In April 1993, the NYS DOH completed a study of the occurrence of breast cancer on Long Island. The study has found an association between living near chemical facilities on Long Island and the risk of breast cancer in post-menopausal women. The study found no association between residences near industry and breast cancer for pre-menopausal women. No cause and effect relationship was demonstrated. The study does not link any specific chemical site or industrial pollutant with breast cancer risk. No measurements of actual air emissions from chemical plants or individual exposure to industrial pollutants have been taken. Further investigation is necessary to verify the findings and to attempt to identify the circumstances and potential pollutants that may explain the higher incidence of breast cancer in post-menopausal women who lived near chemical sites between 1965 and 1985. The NYS DOH will continue its investigation in cooperation with the NYS DEC. Study results have also been shared with the National Cancer Institute to encourage additional follow-up studies.

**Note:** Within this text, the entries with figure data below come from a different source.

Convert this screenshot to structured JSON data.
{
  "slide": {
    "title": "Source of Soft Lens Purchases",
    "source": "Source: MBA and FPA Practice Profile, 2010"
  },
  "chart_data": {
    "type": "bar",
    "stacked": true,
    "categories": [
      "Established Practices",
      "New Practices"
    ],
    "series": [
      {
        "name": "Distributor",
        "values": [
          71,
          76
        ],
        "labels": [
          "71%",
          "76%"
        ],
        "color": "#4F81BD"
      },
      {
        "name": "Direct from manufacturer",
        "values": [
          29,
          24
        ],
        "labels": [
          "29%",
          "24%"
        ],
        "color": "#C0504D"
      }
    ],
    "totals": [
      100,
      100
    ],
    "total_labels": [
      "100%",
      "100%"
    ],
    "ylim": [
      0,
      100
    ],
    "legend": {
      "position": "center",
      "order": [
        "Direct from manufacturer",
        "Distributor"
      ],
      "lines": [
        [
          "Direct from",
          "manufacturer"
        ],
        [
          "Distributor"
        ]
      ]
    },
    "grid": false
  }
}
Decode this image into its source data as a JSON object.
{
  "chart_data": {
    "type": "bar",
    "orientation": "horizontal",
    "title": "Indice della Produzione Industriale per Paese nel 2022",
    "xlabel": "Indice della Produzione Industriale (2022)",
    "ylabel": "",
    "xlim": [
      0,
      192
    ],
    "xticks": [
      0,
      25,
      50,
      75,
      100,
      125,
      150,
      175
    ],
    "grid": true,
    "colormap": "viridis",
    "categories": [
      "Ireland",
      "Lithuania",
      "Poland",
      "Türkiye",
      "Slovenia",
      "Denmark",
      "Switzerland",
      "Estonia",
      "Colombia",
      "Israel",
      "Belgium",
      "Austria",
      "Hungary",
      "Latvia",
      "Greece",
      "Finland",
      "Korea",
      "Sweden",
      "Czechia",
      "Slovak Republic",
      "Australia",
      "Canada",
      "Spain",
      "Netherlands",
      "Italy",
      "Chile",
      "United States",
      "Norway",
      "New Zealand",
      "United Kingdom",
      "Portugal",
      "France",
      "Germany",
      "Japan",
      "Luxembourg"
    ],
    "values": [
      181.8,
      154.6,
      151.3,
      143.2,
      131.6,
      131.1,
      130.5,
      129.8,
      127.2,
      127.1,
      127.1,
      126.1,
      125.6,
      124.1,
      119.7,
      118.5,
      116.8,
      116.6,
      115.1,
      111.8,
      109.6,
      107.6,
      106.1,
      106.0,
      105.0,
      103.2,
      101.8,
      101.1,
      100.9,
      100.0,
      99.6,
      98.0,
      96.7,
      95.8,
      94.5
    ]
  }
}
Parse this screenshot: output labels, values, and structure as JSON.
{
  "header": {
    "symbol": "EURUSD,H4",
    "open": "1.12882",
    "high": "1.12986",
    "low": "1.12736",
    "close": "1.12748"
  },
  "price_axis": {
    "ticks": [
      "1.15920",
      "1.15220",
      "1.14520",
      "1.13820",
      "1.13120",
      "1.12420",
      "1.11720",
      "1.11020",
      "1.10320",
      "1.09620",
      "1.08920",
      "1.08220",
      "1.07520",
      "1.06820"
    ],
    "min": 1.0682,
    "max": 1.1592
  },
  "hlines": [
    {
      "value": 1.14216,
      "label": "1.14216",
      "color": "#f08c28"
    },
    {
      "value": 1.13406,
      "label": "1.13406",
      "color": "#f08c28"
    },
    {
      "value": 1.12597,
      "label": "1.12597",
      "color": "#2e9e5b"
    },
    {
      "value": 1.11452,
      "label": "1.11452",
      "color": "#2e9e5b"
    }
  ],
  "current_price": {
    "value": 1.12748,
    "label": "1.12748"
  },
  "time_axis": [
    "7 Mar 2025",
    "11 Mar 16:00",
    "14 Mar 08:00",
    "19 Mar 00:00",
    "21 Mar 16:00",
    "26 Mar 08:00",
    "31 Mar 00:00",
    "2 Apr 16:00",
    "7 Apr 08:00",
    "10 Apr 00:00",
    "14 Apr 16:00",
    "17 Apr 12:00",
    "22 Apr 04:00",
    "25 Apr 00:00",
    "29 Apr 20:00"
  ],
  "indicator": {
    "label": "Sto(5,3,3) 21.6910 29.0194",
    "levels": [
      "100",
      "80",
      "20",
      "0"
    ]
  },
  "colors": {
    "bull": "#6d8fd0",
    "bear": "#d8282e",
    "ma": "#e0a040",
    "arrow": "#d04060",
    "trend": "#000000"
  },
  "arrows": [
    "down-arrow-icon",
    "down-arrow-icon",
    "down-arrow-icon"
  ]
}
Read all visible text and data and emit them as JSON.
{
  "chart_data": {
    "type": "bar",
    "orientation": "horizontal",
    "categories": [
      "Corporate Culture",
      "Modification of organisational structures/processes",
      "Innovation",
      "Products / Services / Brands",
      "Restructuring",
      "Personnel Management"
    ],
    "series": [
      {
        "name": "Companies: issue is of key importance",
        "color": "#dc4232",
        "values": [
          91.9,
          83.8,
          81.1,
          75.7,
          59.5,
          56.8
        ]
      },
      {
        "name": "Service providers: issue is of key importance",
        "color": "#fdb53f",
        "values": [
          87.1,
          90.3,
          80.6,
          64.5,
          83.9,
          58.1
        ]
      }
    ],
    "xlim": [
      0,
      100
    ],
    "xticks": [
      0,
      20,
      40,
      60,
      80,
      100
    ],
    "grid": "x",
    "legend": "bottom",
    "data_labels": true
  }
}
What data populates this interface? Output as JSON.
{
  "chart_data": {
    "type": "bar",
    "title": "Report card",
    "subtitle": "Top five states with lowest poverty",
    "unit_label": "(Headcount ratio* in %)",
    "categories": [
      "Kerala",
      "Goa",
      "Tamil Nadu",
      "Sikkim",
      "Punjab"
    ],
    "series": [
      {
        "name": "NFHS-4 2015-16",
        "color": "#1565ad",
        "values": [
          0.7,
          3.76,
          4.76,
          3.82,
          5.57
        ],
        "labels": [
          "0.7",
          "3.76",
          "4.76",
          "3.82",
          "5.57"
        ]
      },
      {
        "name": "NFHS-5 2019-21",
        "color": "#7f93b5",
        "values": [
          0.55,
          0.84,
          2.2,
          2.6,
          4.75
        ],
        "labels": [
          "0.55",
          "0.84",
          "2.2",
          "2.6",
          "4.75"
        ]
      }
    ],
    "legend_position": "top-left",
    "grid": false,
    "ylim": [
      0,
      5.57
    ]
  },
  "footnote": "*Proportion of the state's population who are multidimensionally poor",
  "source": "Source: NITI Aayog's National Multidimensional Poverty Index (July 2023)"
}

- During the early part of 1980, many parents refused to allow their children to attend the Whippoorwill School due to concerns about air quality inside the school building. The building is currently used as a day care center.
- Concerns have been raised over the migration of landfill gas onto properties and into the basements of homes bordering the landfill.
- During a public meeting in August 1992, concerns were raised about exposure to site-related contaminants in private drinking water supply wells.
Community health concerns will be addressed in the Community Health Concerns Evaluation section.